Zorla Alıkonulan Kadınlar İçin Mücadele Platformu

Yaptığı yazılı açıklamada, Ezidilere yönelik 73. Fermandan bu yana hayatları ve bedenleri çalınan kadınların izini süren kadınlar  olduklarını belirterek, “Bizler Ortadoğulu kadınlar olarak, Nijerya’da Boko Haram, Pakistan’da, Yemen’de El Kaide, Somali’de El Şebbab, Libya’da Ensaru Şeria, Suriye’de El Nusra, Irak’da  IŞİD ve İran’da Haşdi Şabi adını kullansalar da aralarında hiçbir fark olmadığını bildiğimiz çetelerin kadın ve yaşam konusunda aynı olduklarını biliyoruz.” denildi.
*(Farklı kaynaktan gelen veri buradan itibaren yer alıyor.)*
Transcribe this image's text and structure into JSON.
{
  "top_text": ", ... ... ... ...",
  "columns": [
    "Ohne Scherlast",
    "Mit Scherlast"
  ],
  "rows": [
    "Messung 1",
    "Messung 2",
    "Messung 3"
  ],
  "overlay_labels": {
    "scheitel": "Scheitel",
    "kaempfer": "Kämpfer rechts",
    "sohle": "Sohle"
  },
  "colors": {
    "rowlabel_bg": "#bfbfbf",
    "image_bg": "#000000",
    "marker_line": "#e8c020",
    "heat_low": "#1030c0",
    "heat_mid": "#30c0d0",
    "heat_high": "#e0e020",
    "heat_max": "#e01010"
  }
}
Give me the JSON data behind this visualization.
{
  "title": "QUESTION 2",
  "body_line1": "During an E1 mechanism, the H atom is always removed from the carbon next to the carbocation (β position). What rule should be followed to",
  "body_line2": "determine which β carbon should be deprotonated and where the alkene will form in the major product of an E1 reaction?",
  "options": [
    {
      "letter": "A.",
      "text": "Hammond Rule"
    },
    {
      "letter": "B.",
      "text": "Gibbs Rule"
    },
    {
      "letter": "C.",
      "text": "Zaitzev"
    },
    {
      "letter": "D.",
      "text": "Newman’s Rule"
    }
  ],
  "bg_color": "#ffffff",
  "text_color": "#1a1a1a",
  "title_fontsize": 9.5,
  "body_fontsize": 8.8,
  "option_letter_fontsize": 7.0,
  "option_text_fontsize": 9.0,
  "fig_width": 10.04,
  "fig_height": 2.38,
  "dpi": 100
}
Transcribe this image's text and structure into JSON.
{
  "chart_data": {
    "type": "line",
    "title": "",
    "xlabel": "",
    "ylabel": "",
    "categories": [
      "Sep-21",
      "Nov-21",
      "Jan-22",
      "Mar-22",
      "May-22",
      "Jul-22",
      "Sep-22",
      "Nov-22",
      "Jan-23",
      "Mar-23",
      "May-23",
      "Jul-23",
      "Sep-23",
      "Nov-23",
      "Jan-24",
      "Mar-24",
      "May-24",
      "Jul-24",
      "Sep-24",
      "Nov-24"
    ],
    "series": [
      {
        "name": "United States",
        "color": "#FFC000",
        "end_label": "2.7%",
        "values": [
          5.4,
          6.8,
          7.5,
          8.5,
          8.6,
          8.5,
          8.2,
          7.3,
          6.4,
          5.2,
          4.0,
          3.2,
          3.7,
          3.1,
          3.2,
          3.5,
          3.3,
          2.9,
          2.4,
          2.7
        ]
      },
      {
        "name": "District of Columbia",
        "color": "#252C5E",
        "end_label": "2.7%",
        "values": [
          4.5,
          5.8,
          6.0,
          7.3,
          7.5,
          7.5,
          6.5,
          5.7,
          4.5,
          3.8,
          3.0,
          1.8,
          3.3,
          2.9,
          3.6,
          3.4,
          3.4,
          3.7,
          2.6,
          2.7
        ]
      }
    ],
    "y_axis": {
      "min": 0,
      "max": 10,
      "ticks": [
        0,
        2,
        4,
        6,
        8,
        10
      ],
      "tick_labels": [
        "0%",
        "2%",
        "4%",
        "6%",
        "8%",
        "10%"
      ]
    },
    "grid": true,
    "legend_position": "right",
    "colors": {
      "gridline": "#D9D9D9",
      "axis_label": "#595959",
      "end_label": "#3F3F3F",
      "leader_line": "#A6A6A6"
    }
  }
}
Ortadoğu’nun bugün savaşın ve ölümün coğrafyası olarak anıldığına dikkat çekilen açıklamada, “Bunun tek sebebi, tüm iktidarların kendinden olmayan halkları, dilleri, dinleri, inançları ve cins olarak da kadını ‘düşman’ olarak görmesi ve her türlü tahakkümü ve vahşeti uygulamaktan çekinmemesidir” diye kaydedildi. Açıklamada, soykırımın faillerinin ve arkasındaki güçlerin adalet önünde hesap verecekleri güne kadar mücadele edileceği belirtildi.